Among the equipment delivered were two tanks, each weighing 26 tonnes, shipped from China aboard the vessel Win V.CAF702 and a rotary decomposition furnace and four auxiliary crates weighing 92.6 tonnes each were shipped from Germany on the Bright Sky vessel.
“We are now busy finalising the power installation (connecting up the substation area and laying feeder cables to various load points).
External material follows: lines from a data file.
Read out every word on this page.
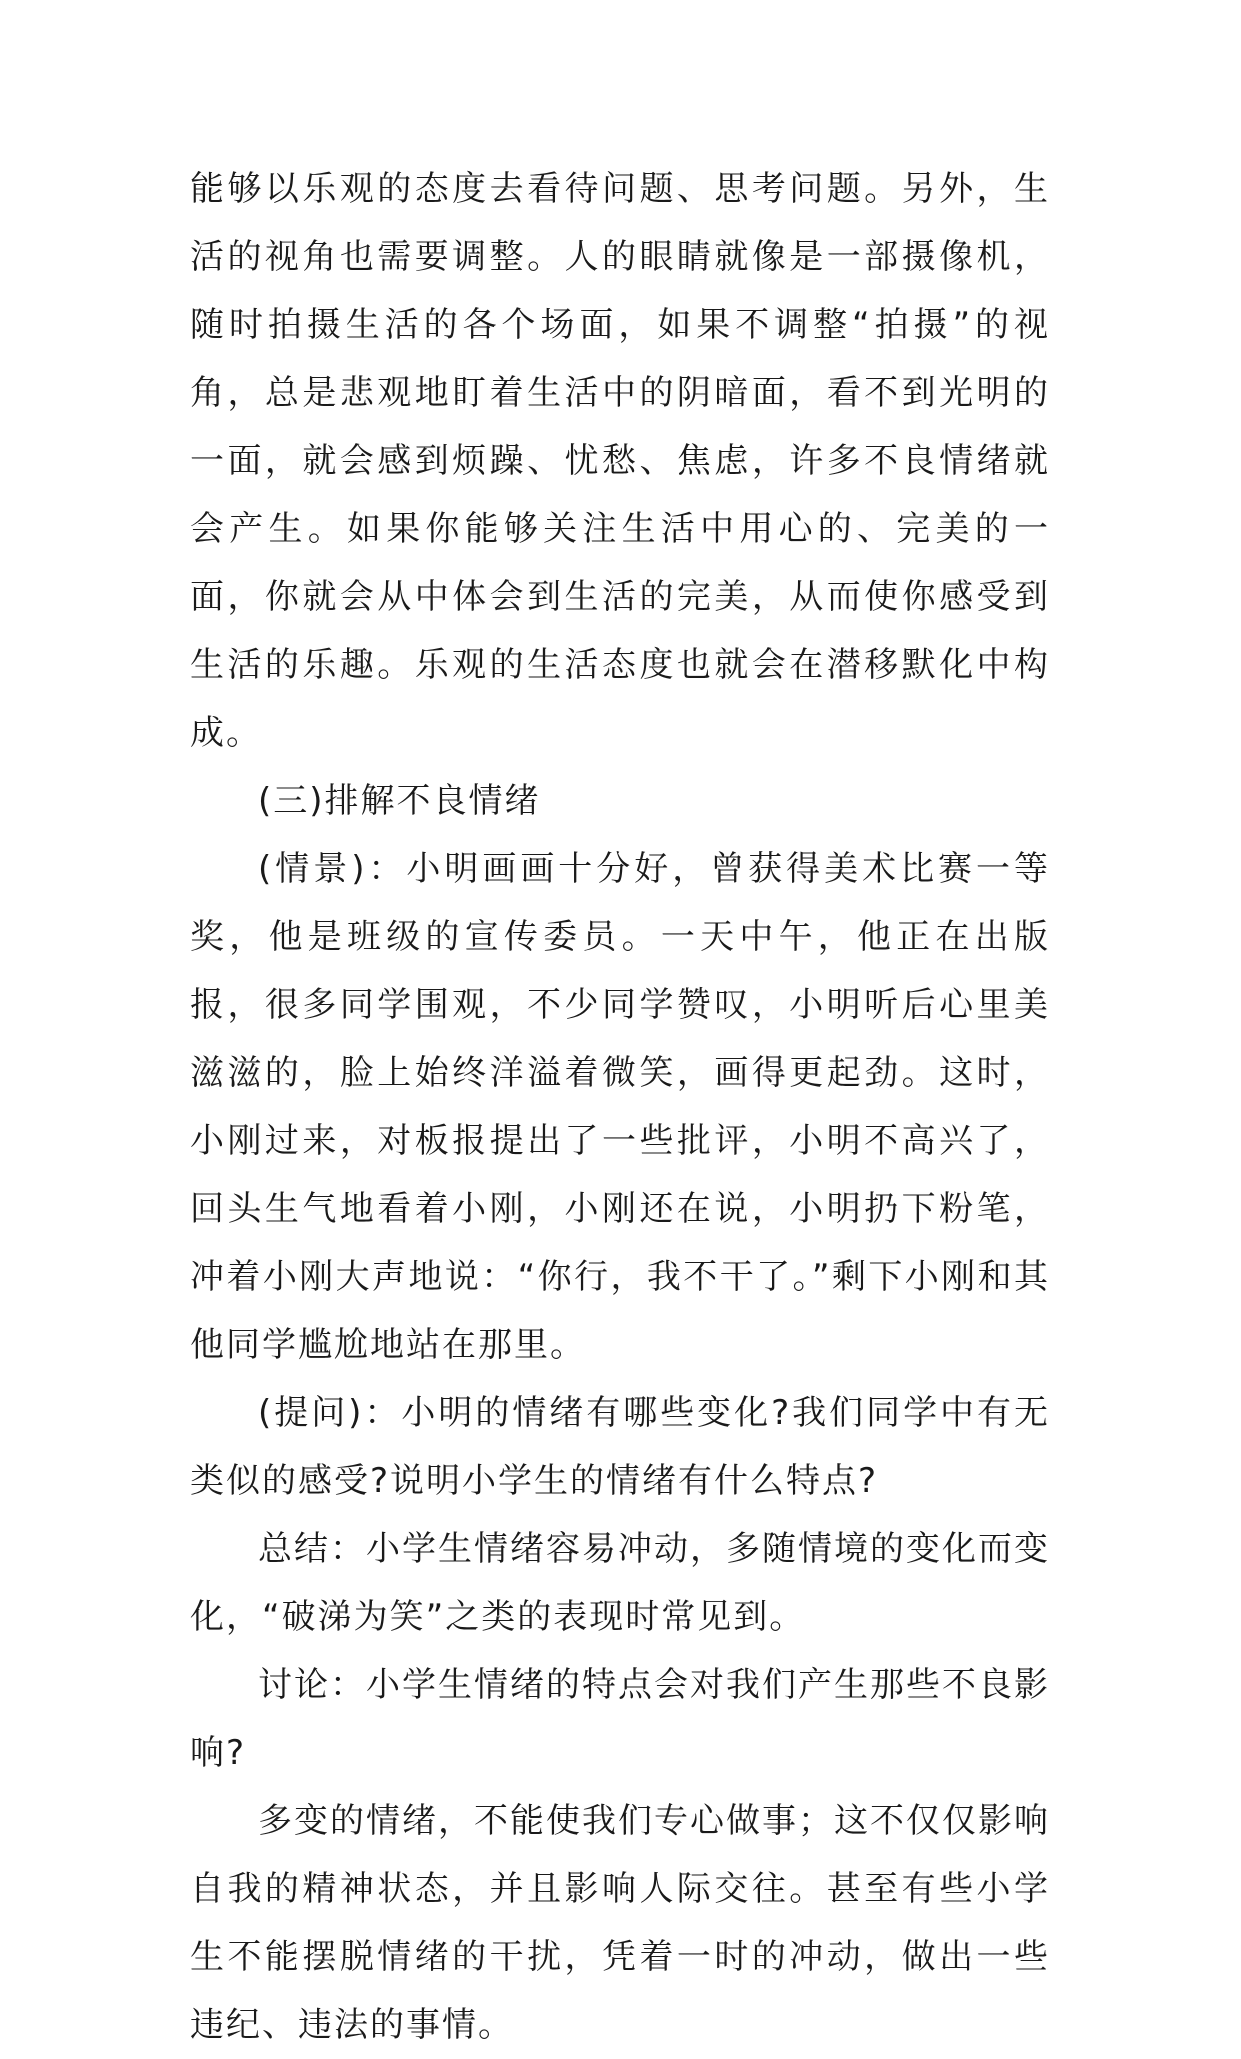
能够以乐观的态度去看待问题、思考问题。另外，生活的视角也需要调整。人的眼睛就像是一部摄像机，随时拍摄生活的各个场面，如果不调整“拍摄”的视角，总是悲观地盯着生活中的阴暗面，看不到光明的一面，就会感到烦躁、忧愁、焦虑，许多不良情绪就会产生。如果你能够关注生活中用心的、完美的一面，你就会从中体会到生活的完美，从而使你感受到生活的乐趣。乐观的生活态度也就会在潜移默化中构成。

(三)排解不良情绪

(情景)：小明画画十分好，曾获得美术比赛一等奖，他是班级的宣传委员。一天中午，他正在出版报，很多同学围观，不少同学赞叹，小明听后心里美滋滋的，脸上始终洋溢着微笑，画得更起劲。这时，小刚过来，对板报提出了一些批评，小明不高兴了，回头生气地看着小刚，小刚还在说，小明扔下粉笔，冲着小刚大声地说：“你行，我不干了。”剩下小刚和其他同学尴尬地站在那里。

(提问)：小明的情绪有哪些变化?我们同学中有无类似的感受?说明小学生的情绪有什么特点?

总结：小学生情绪容易冲动，多随情境的变化而变化，“破涕为笑”之类的表现时常见到。

讨论：小学生情绪的特点会对我们产生那些不良影响?

多变的情绪，不能使我们专心做事；这不仅仅影响自我的精神状态，并且影响人际交往。甚至有些小学生不能摆脱情绪的干扰，凭着一时的冲动，做出一些违纪、违法的事情。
On the furnace, we are well underway with installations, and expecting additional attachments to come in around 10 November with the aim to finish all installations by the end of the year,” HyIron’s project engineer, Kelvine Amukwaya.
He further explained that the plant is also awaiting the arrival of electrolyser stacks which will produce hydrogen gas by month-end, after which plumbing work would commence within the next week.
“On the Electrolyser (hydrogen gas production facilities), we are just waiting for the electrolyser stacks to come in by the end of the month and further commencing with the plumbing works over the next week or so,” Amukwaya said.
The plant is expected to commence with green iron production by early 2025. In its first phase, the plant will produce five tonnes of green iron per hour, relying entirely on a 25MW solar plant and 13.4MW of battery storage to operate only during the day.
The goal for phase one is to produce 15,000 tonnes of green iron annually, offsetting 27,000 tonnes of carbon emissions.
The first phase of the N$573 million (€30 million) project, which began construction in 2023, is funded to the tune of N$248 million (€13 million) (45%) by the German government (BMWK), through a grant, and 55% by private equity.
The second phase, planned for 2026, will increase capacity tenfold, utilising 250MW of solar power and 150MW of battery storage, enabling round-the-clock operations. This expansion will push production to 200,000 tonnes of green iron per year.